In his senior year at NMSU, Humble participated in an internship at ESPN. “It was not like a ‘get the coffee’ type of internship,” he said. “I mean, you're making live TV for millions of people to see so they want people with experience, who've gotten that experience throughout college.”

ESPN hired Humble shortly after graduation. He was among several hires from NMSU. Humble credits Glen Cerny, retired KRWG general manager, with forging those connections with ESPN.

“AggieVision and KRWG are proven degree-to-work pipelines,” said Adrian Velarde, current KRWG general manager. Students regularly find jobs at local, regional and even national media organizations like ESPN and NBC News.  The skills they acquire with us help open those doors.”

After working with ESPN for several years, Humble started experimenting with drone video on the weekends, acquiring the expertise to receive a commercial license. Soon he would be sharing that expertise.

“I convinced ESPN and Disney to let me start doing it there,” said Humble. “I worked with a lot of different departments to establish a process and eventually started doing drone work with ESPN for different sports shows like SportCenter. That slowly grew into doing more location events and it got to the point where it warranted a whole department just shooting drone video.
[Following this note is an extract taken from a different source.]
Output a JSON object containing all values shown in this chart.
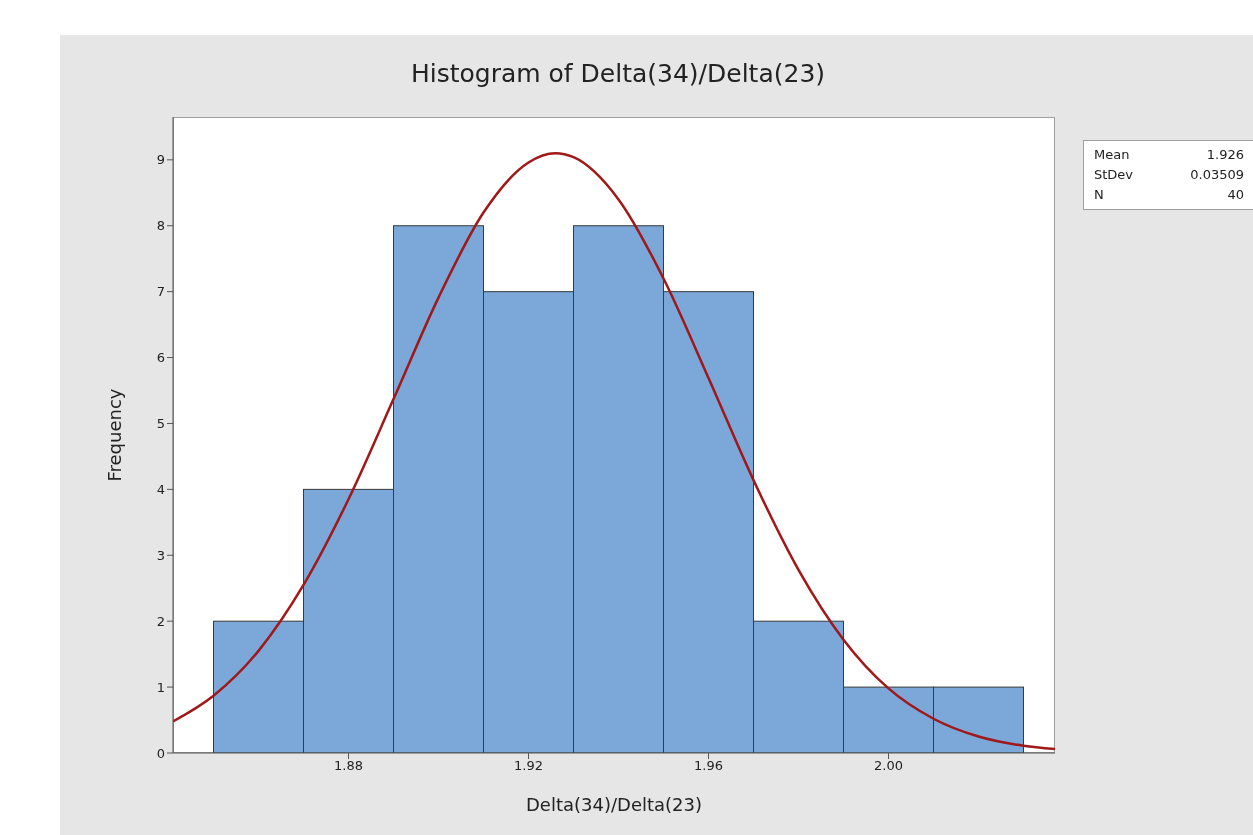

“I was able to get a couple more pilots on board from within the company and so I was able to create a team of three of us that supports different games on ESPN, events and other broadcasts at Walt Disney World and other properties of Disney around the country. We provide all the drone support.”

Humble can see a future where his unit might welcome college interns to learn the complex process of drone video operations, which are becoming increasingly more integral to many media companies.

“It would be great to have interns involved because 90% of the work that we do is the prep, clearance and post work,” Humble said. “Flying the drone is the easy part. Getting all the permits and permissions is really involved. If they can learn that during an internship, it would be invaluable.”